Muitas vezes Sors via-se obrigado a disparar. Fazia-o para um espaço sem nome, perfeitamente incógnito, ligeiramente para cima, de modo a falhar todos os tiros. Não poderia jamais ter a certeza absoluta de não ter matado ninguém, mas acreditava nessa possibilidade. Nas execuções por fuzilamento, havia sempre um dos carrascos que tinha pólvora seca. Para que aqueles que disparavam contra um condenado pudessem acreditar na possibilidade da sua inocência. O nevoeiro e a distância, e o frio, e os gases, também serviam para isso. Eles, quando disparavam, não sabiam se acertavam, se as suas balas eram culpadas.
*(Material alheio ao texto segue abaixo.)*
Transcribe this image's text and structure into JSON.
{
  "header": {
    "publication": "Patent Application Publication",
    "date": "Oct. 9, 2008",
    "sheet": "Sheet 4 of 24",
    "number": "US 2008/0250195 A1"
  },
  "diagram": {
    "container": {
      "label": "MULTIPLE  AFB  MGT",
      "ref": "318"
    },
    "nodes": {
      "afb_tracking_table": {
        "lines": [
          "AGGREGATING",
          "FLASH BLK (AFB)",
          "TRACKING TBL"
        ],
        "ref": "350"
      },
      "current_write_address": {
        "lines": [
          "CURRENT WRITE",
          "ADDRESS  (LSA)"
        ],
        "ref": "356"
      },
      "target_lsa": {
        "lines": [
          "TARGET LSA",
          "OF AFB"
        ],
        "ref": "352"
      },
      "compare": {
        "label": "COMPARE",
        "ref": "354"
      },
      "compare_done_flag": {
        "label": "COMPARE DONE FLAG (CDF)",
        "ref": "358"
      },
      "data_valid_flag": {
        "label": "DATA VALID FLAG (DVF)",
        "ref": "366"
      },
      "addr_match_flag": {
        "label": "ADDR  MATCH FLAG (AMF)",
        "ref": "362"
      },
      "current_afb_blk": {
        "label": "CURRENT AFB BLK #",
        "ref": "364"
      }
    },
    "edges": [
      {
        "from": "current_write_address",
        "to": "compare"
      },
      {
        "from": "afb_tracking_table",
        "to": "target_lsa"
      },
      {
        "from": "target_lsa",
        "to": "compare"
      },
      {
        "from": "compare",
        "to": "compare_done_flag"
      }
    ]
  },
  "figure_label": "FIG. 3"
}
Um soldado poderia sair, isso dizem-nos as probabilidades, de uma guerra sem matar ninguém e sem ter morrido. Isso significa, em termos científicos, que esse soldado é que ganhou a guerra. Não foram os austro-húngaros ou os russos ou os sérvios ou os otomanos ou os romenos ou os alemães ou os belgas ou os franceses ou os portugueses ou outros, mas aquele soldado.
—    Para ganhar uma guerra — disse Sors —, há duas condições: não morrer e não matar. É só nesse caso que se pode sair vitorioso de uma guerra.

Afonso Cruz, O Pintor debaixo do Lava-Louças, Alfragide, Caminho, 2011, pp.73-74.